Consider her heart failure patient who sought a doctor's appointment, saying he couldn't sleep. The doctor's booked all month and his receptionist doesn't realize the man has heart failure and really was describing shortness of breath when he laid down, due to worsening fluid build up.
"He needs to say, 'I can't sleep because I can't breathe,"' explains Broussard, teaching a phrase that cues receptionists to squeeze patients in. A quick drug change might get rid of that fluid and avert a rehospitalization.
Rehospitalizations ought to be handled with the same urgency as an epidemic, says Dr. Harlan Krumholz of Yale University. He helped the American College of Cardiology begin a "Hospital to Home" program this fall, signing up hundreds of hospitals to share solutions with the goal of cutting heart patients' readmissions by 20 percent within three years.
"Somehow this idea of one in four people landing back in the hospital in a month is treated as business as usual, that it's part of being sick in America. It doesn't have to be that way," he says.
The top risks:
• Medication problems. Patients on a dozen or more drugs forget which ones they're supposed to toss when given new ones in the hospital, or can't afford the new ones, or have no way to pick them up.
• Not getting a follow-up doctor's visit within a week of discharge. Waiting longer is proven to increase rehospitalization. Yet even if patients have a primary care doctor, getting a rapid appointment can be tough.
• Not realizing early signs of trouble and knowing what to do about them.
Rehospitalizations aren't just bad for patients, but for taxpayers, too. They're costing Medicare $17 billion a year, a recent study estimated. Hospitals make more money when patients have to return.

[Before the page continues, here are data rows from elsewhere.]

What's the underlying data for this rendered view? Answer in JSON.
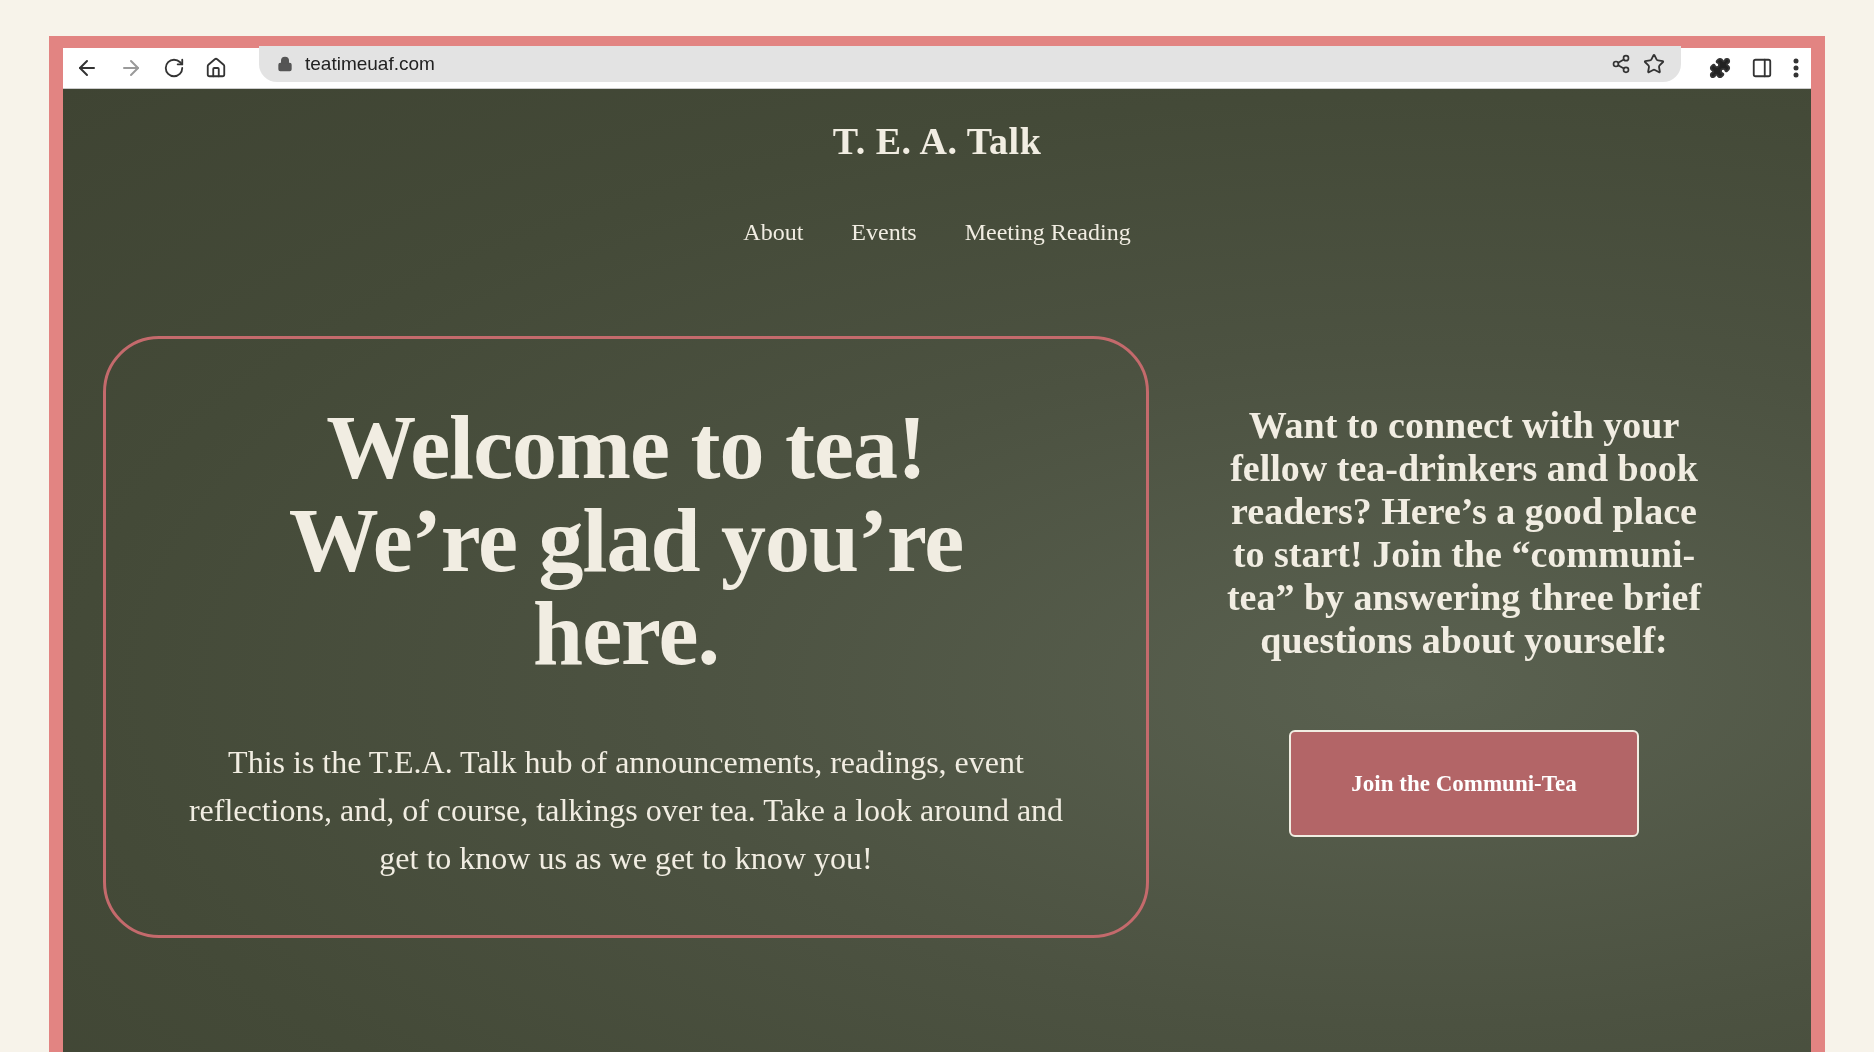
{
  "browser": {
    "url": "teatimeuaf.com",
    "back_disabled": false,
    "forward_disabled": true
  },
  "site": {
    "title": "T. E. A. Talk",
    "nav": [
      {
        "label": "About"
      },
      {
        "label": "Events"
      },
      {
        "label": "Meeting Reading"
      }
    ]
  },
  "welcome": {
    "heading": "Welcome to tea! We’re glad you’re here.",
    "body": "This is the T.E.A. Talk  hub of announcements, readings, event reflections, and, of course, talkings over tea. Take a look around and get to know us as we get to know you!"
  },
  "join": {
    "prompt": "Want to connect with your fellow tea-drinkers and book readers? Here’s a good place to start! Join the “communi-tea” by answering three brief questions about yourself:",
    "button": "Join the Communi-Tea"
  }
}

Last summer, Medicare started posting hospital readmission rates for the three worst conditions - heart failure, heart attack and pneumonia - on its Web site, peer pressure for hospitals to improve. And either as part of Congress' pending overhaul of the health care system or its own regulations, Medicare eventually hopes to cut payments for rehospitalizations in ways that encourage better upfront care.

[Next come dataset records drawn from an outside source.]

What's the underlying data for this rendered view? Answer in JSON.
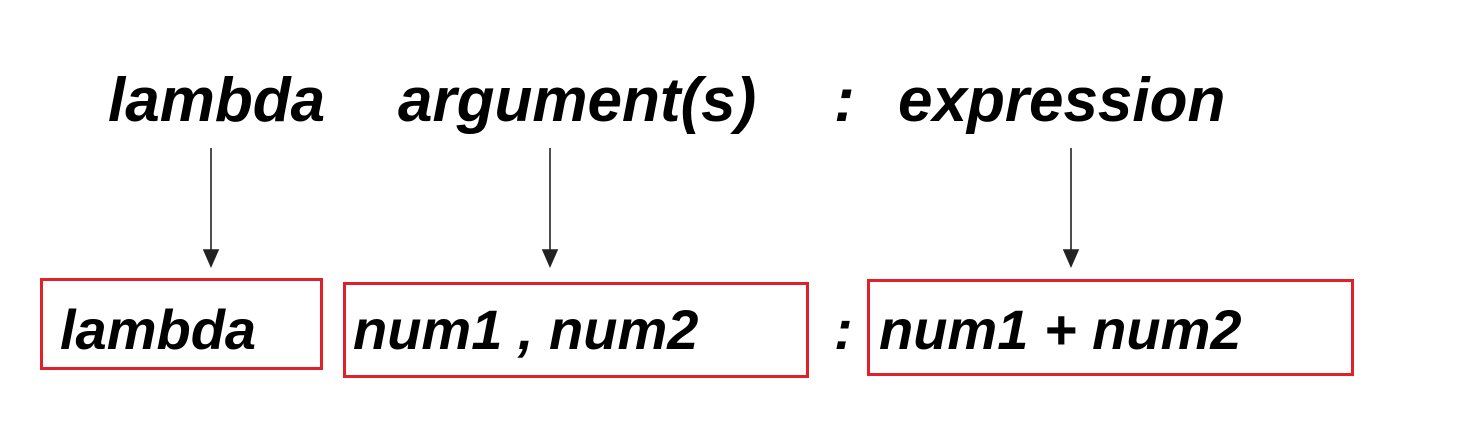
{
  "syntax": {
    "keyword": "lambda",
    "arguments": "argument(s)",
    "colon": ":",
    "expression": "expression"
  },
  "example": {
    "keyword": "lambda",
    "arguments": "num1 , num2",
    "colon": ":",
    "expression": "num1 + num2"
  },
  "colors": {
    "text": "#000000",
    "box_border": "#e0202b",
    "arrow": "#222222"
  }
}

"Even the best hospitals have room for improvement," says Straube, who hopes to expand the Care Transitions program to all states in a few years.
As for the payment debate: "Shame on us for paying you for things that should really in many cases not have happened," he says.

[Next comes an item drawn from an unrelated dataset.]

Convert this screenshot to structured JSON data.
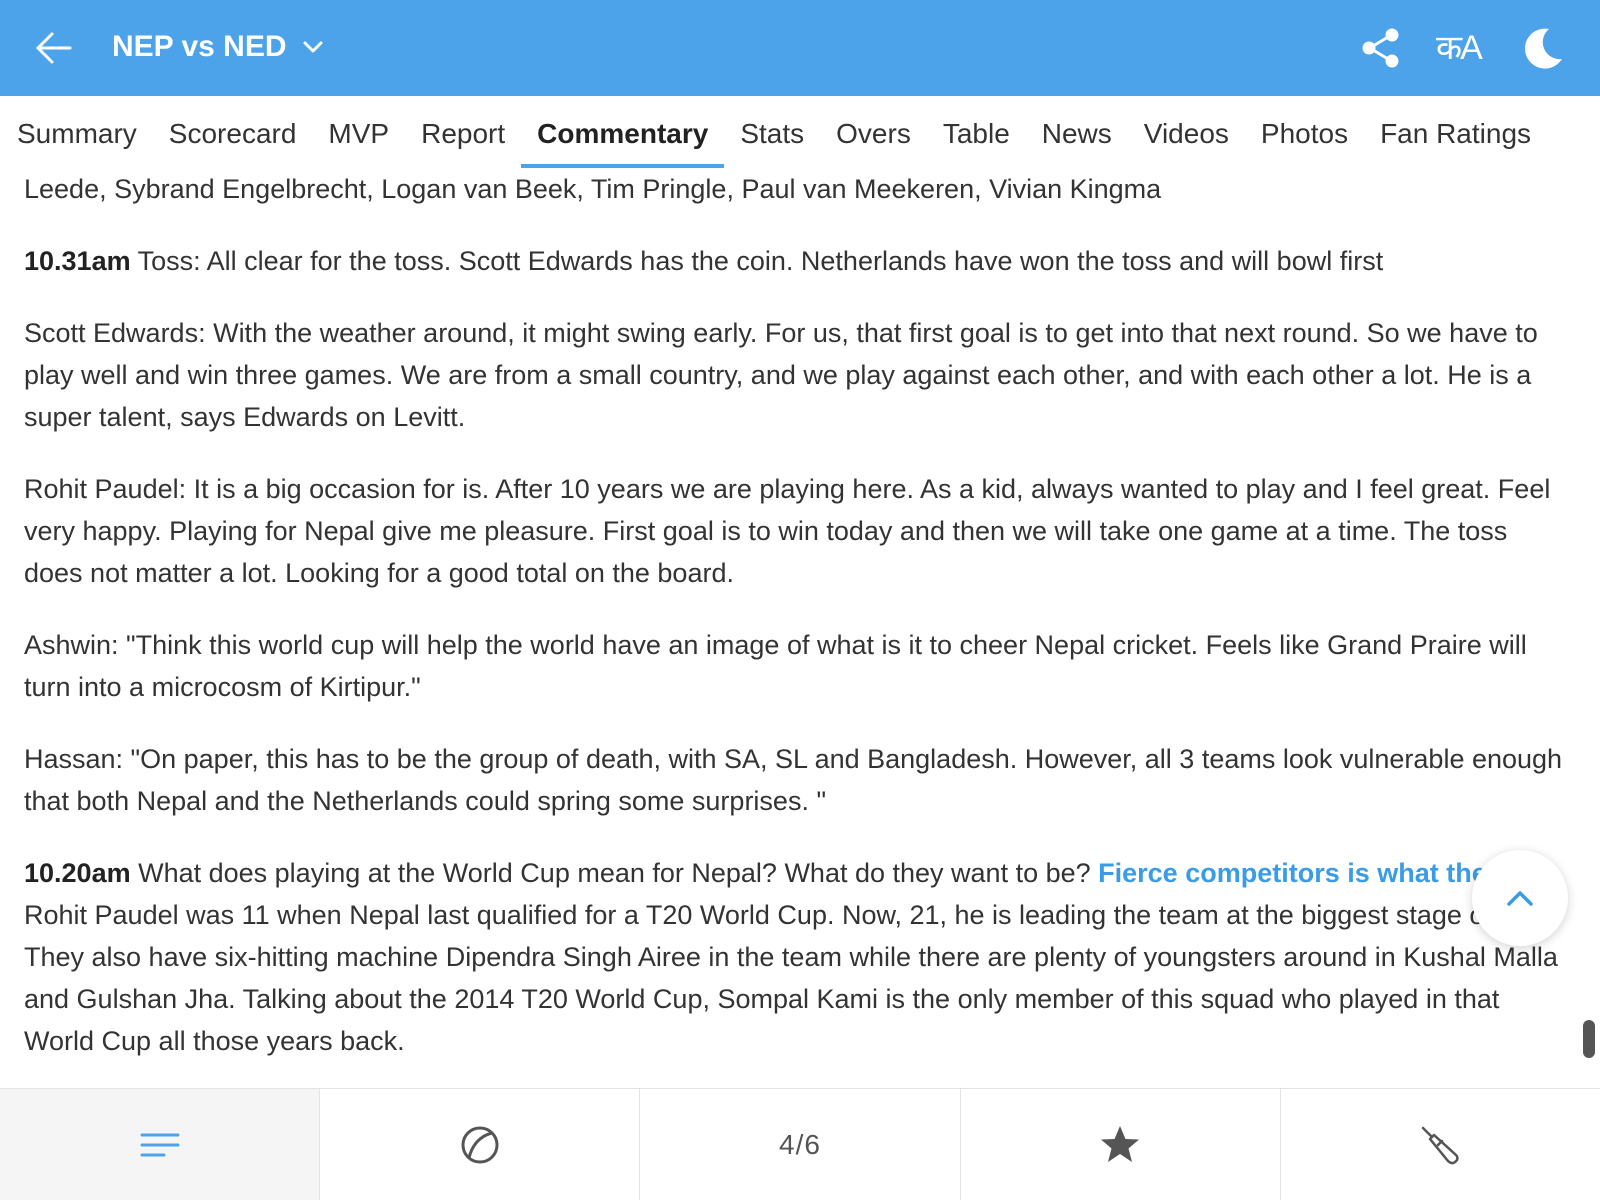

Not every rehospitalization is preventable, says Yale's Krumholz, and there's no one solution that will help every hospital lower the rate.
When discharging heart patients, "you hold your breath a little bit," he says. "They're vulnerable, they're tired, they heard messages from a bunch of different people."
Nor is it an issue just for Medicare. At Duke University Medical Center, trauma nurse Jo Ellen Holt takes photos with patients' own cell phones to guide them through the home care required to avoid infection and rehospitalization.
It started with a man in his 50s whose arm was rebuilt with muscle and skin from elsewhere on his body after a machine accident. The discharge nurse cleared the man to leave, assuming his wife could clean his arm and change his bandages - only to have Holt discover right before the couple left that the woman couldn't stomach the task. So Holt snapped a photo of each step, helping the man remember the order of each solution and ointment and type of gauze. One-armed, he cleaned his own wound fine.
"I want to help them be independent," Holt says.
• Lauran Neergaard covers health and medical issues for The Associated Press in Washington.